From the description, it sounds like the neutral may be shared between the two circuits, which you can't do with a GFCI. The GFCI is looking for an imbalance of current on the hot and neutral lines, so if the neutral is shared with another circuit, there will be some current returning on the neutral that did not go out on the hot.
If you can trace the circuit and find the connection between the neutrals on the two circuits, and isolate them, that would be the easiest and cheapest fix. If the neutral is shared via a multiwire branch circuit from the breaker and can't be split, you can change the gfci breaker to a standard breaker and install a gfci outlet after the neutral splits for the two branches. And I'm also seeing two pole gfci breakers which would allow you to replace the two breakers with one that provides gfci coverage to both circuits and should handle the shared neutral, which may be a good fall back option if you can't locate the shared neutral.
Uh-oh. Your voltage (hot to neutral) should not be 130V anywhere except a few countries where 127V is common.
Start by measuring across the two hot "legs" in your panel. This value should be 220-240V, tending toward the latter, e.g. 238V.
Now measure each leg to neutral, these should be very close to half that, and very close to each other, e.g. 118-120V.
If they are not, but the two values add up to the first number, you have a very dangerous condition called a "lost neutral": the two "hots" are good, so 240V machines are happy. But the "neutral" is floating, and voltage on each leg is going to vary all over the map as the loads change, e.g. 171V and 67V, which will cause your appliances to catch fire. If you have this, shut off the main breaker now and unplug everything 120V or 120/240 until you fix it for good.
In light of your dryer error, a more likely possibility is that you have lost a leg of "hot". In this case, all the 120V circuits on that leg will be out, while the ones on the other leg work fine. 240V-only appliances will not work. 120/240 appliance controls may work, but the heaters won't. This is not an emergency in the same way as a lost neutral.
You may be having this problem with your entire house, it may have only appeared first at the pool. I gather your dryer is not at poolside.
The answer for any kind of "lost" wire is to give the panel a thorough take-apart and inspection. Look for loose screws (prticularly on heavy-wire lugs), corroded or arced contacts on breakers, burnt busbar, etc.
If you have a smart meter, good chance the power company can turn it off remotely using their SCADA system with a phone call.
White to green: In a properly wired house to code, with the main breaker off, resistance between neutral and ground should be as close to zero as your meter can detect. Voltage should be zero obviously. However, if any circuit is on, all bets are off. Voltage may be somewhat more than zero (but not more than 6 volts), which will make it impossible to measure resistance.
Best Answer
Your devices are NEVER broken
Let's be clear about this. GFCI is a fault-detection device. It detects ground faults, mainly in appliances, but it can happen in wiring too. However, ground faults in appliances only happen to other people. YOUR appliances never ground-fault!

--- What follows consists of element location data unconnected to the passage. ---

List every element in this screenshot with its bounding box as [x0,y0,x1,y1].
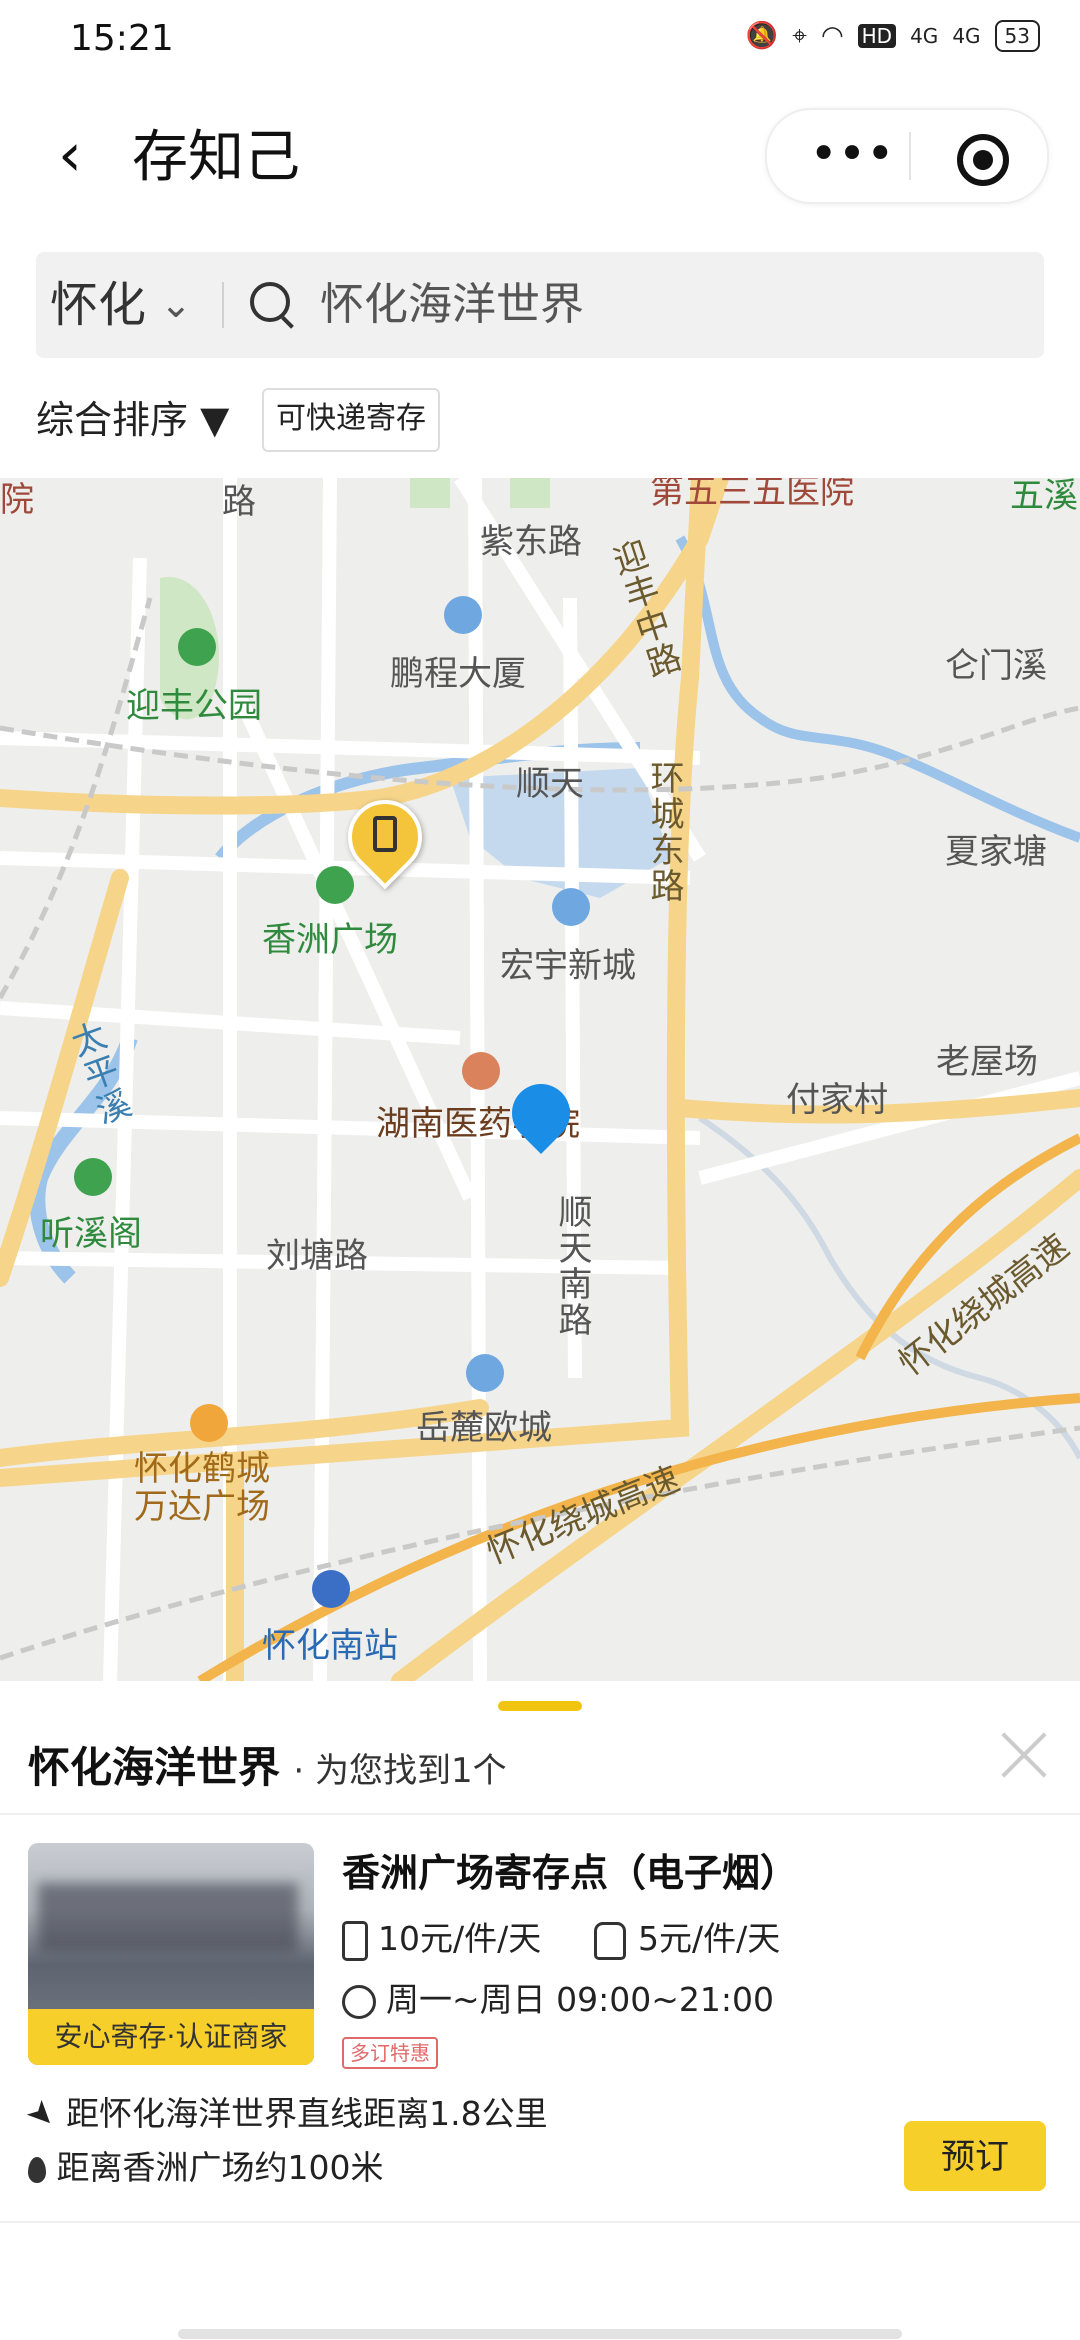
results-sheet: 怀化海洋世界 · 为您找到1个 安心寄存·认证商家 香洲广场寄存点（电子烟） 1… [0,1681,1080,2340]
status-bar: 15:21 🔕 ⌖ ◠ HD 4G 4G 53 [0,0,1080,80]
residential-icon [552,888,590,926]
distance-line: ➤ 距怀化海洋世界直线距离1.8公里 [19,2089,548,2139]
distance-text: 距怀化海洋世界直线距离1.8公里 [66,2094,548,2133]
signal-4g-icon-2: 4G [952,24,981,48]
map-view[interactable]: 院 路 第五三五医院 五溪 紫东路 鹏程大厦 迎丰中路 仑门溪 迎丰公园 顺天 … [0,478,1080,1681]
park-icon [178,628,216,666]
status-icons: 🔕 ⌖ ◠ HD 4G 4G 53 [746,20,1040,52]
battery-icon: 53 [994,20,1040,52]
store-thumbnail[interactable]: 安心寄存·认证商家 [28,1843,314,2065]
search-input[interactable]: 怀化海洋世界 [320,270,584,340]
page-title: 存知己 [132,125,300,190]
map-label-top-road: 路 [222,482,256,522]
map-label-xiangzhou-square: 香洲广场 [262,920,398,960]
gesture-bar[interactable] [178,2329,902,2339]
sheet-drag-handle[interactable] [498,1701,582,1711]
location-icon: ⌖ [792,20,807,51]
express-storage-filter[interactable]: 可快递寄存 [262,388,440,452]
results-keyword: 怀化海洋世界 [28,1743,281,1792]
more-button[interactable]: ••• [807,110,897,202]
opening-hours-text: 周一~周日 09:00~21:00 [386,1980,774,2019]
book-button[interactable]: 预订 [904,2121,1046,2191]
promo-tag: 多订特惠 [342,2037,438,2069]
map-label-hospital-top: 第五三五医院 [650,478,854,512]
residential-icon-2 [466,1354,504,1392]
luggage-price-text: 10元/件/天 [378,1919,542,1958]
building-icon [444,596,482,634]
mall-icon [190,1404,228,1442]
store-name[interactable]: 香洲广场寄存点（电子烟） [342,1843,798,1903]
results-count: · 为您找到1个 [293,1751,507,1791]
map-label-laowuchang: 老屋场 [936,1042,1038,1082]
location-pin-icon [28,2156,46,2183]
map-label-top-left: 院 [0,480,34,520]
navigation-arrow-icon: ➤ [18,2090,66,2138]
clock-icon [342,1984,376,2019]
certified-badge: 安心寄存·认证商家 [28,2009,314,2065]
map-label-liutang-road: 刘塘路 [266,1236,368,1276]
luggage-price: 10元/件/天 [342,1913,541,1965]
capsule-divider [909,132,911,180]
nearby-line: 距离香洲广场约100米 [28,2143,384,2193]
store-photo-blur [38,1883,298,1953]
map-label-yuelu: 岳麓欧城 [416,1408,552,1448]
map-label-yingfeng-park: 迎丰公园 [126,686,262,726]
backpack-icon [594,1921,626,1960]
search-bar: 怀化 ⌄ 怀化海洋世界 [36,252,1044,358]
miniprogram-capsule: ••• [765,108,1049,204]
opening-hours: 周一~周日 09:00~21:00 [342,1974,774,2026]
close-sheet-icon[interactable] [996,1727,1052,1783]
luggage-pin-glyph-icon [373,816,397,852]
map-label-wanda: 怀化鹤城万达广场 [134,1449,270,1527]
scenic-icon [74,1158,112,1196]
train-station-icon [312,1570,350,1608]
sheet-divider [0,1813,1080,1815]
map-label-pengcheng: 鹏程大厦 [390,654,526,694]
status-time: 15:21 [70,18,174,59]
search-divider [222,282,224,328]
map-label-xiajiatang: 夏家塘 [945,832,1047,872]
chevron-down-icon[interactable]: ⌄ [160,274,192,334]
hd-icon: HD [857,24,897,48]
square-park-icon [316,866,354,904]
sort-dropdown[interactable]: 综合排序 ▼ [36,392,229,448]
luggage-icon [342,1920,368,1961]
map-label-zidong-road: 紫东路 [480,522,582,562]
school-icon [462,1052,500,1090]
map-label-wuxi: 五溪 [1010,478,1078,516]
map-label-shuntian: 顺天 [516,764,584,804]
wifi-icon: ◠ [820,21,844,51]
bottom-divider [0,2221,1080,2223]
signal-4g-icon: 4G [910,24,939,48]
map-label-south-station: 怀化南站 [262,1626,398,1666]
bag-price-text: 5元/件/天 [638,1919,781,1958]
search-icon [250,282,290,322]
map-label-fujiacun: 付家村 [786,1080,888,1120]
map-label-huancheng-east: 环城东路 [644,760,684,904]
close-target-icon[interactable] [957,134,1009,186]
map-label-tingxige: 听溪阁 [40,1214,142,1254]
bag-price: 5元/件/天 [594,1913,780,1965]
map-label-shuntian-south: 顺天南路 [552,1194,592,1338]
map-label-hongyu: 宏宇新城 [500,946,636,986]
mute-bell-icon: 🔕 [745,21,779,51]
map-label-cangmenxi: 仑门溪 [945,646,1047,686]
nearby-text: 距离香洲广场约100米 [56,2148,384,2187]
title-bar: ‹ 存知己 ••• [0,80,1080,230]
city-selector[interactable]: 怀化 [50,270,146,340]
back-button[interactable]: ‹ [40,120,100,190]
results-heading: 怀化海洋世界 · 为您找到1个 [28,1733,507,1806]
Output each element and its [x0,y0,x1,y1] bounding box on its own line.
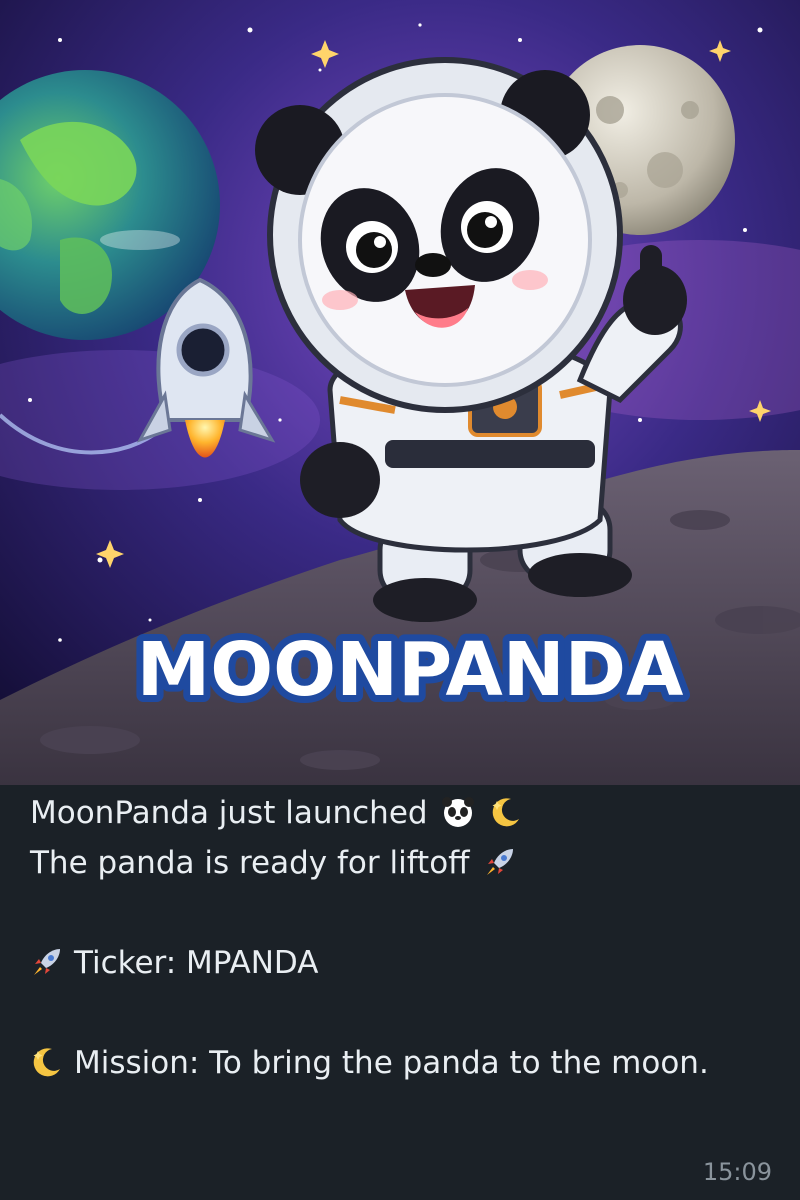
caption-ticker-line: Ticker: MPANDA [30,938,770,988]
caption-spacer-2 [30,988,770,1038]
rocket-icon [34,949,60,975]
caption-text-launch: MoonPanda just launched [30,795,428,831]
rocket-icon [487,849,514,875]
caption-text-liftoff: The panda is ready for liftoff [30,845,470,881]
crescent-moon-icon [33,1048,60,1077]
post-image[interactable]: MOONPANDA MOONPANDA [0,0,800,785]
message-caption: MoonPanda just launched The panda is rea… [30,788,770,1088]
logo-text: MOONPANDA [137,627,684,713]
moonpanda-logo: MOONPANDA MOONPANDA [130,620,691,720]
mission-text: Mission: To bring the panda to the moon. [74,1045,709,1081]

So definitely leave everything in the garage plugged in, and don't go unplugging anything to troubleshoot.
Narrow it down
What's left? It could be a hardwired appliance like a lamp, but it would have to go to a neighbor's house, because your lamps don't fail!
It could also be a fault in the wiring.
A hot-ground hard fault would trip a regular breaker. A soft fault (leakage) might not, but would surely trip a GFCI. This might happen if a box was getting wet, or if outdoor wiring was leaking (perhaps because it is not rated for outdoor use, e.g. NM "Romex" outside or buried).
A neutral-ground fault will not trip a breaker, but will trip a GFCI. This could be a bootlegged ground, or a neutral screw touching a ground wire at a receptacle.
Look at the cable to the garage. Is it /3 cable with a black, red and white wire? That's the problem right there: This type of wiring* is incompatible with single-pole GFCI breakers. First, the black and red wires need to be on a 2-pole breaker with common shutoff, regardless, for safety - they must shut off together. Then, you need to use a 2-pole GFCI breaker, because it need to measure all 3 wires - both hots and the neutral.
Another potential problem is if two separate circuits (not MWBCs) unintentionally mix their neutral wires. That's a perception problem among installers: you should intermix all grounds from multiple circuits, and some people think they should intermix neutrals too. Or they need a neutral wire, so they grab one from another circuit. That's very common with smart switches and in boxes with 3-ways. (Thanks DoxyLover).
All these problems should be observable by opening up the junction boxes (with power off and tested to confirm off, obviously).
* It's called a Multi-wire branch circuit and there's nothing wrong with it, however it does require knowledge and special handling, GFCIs being one such case.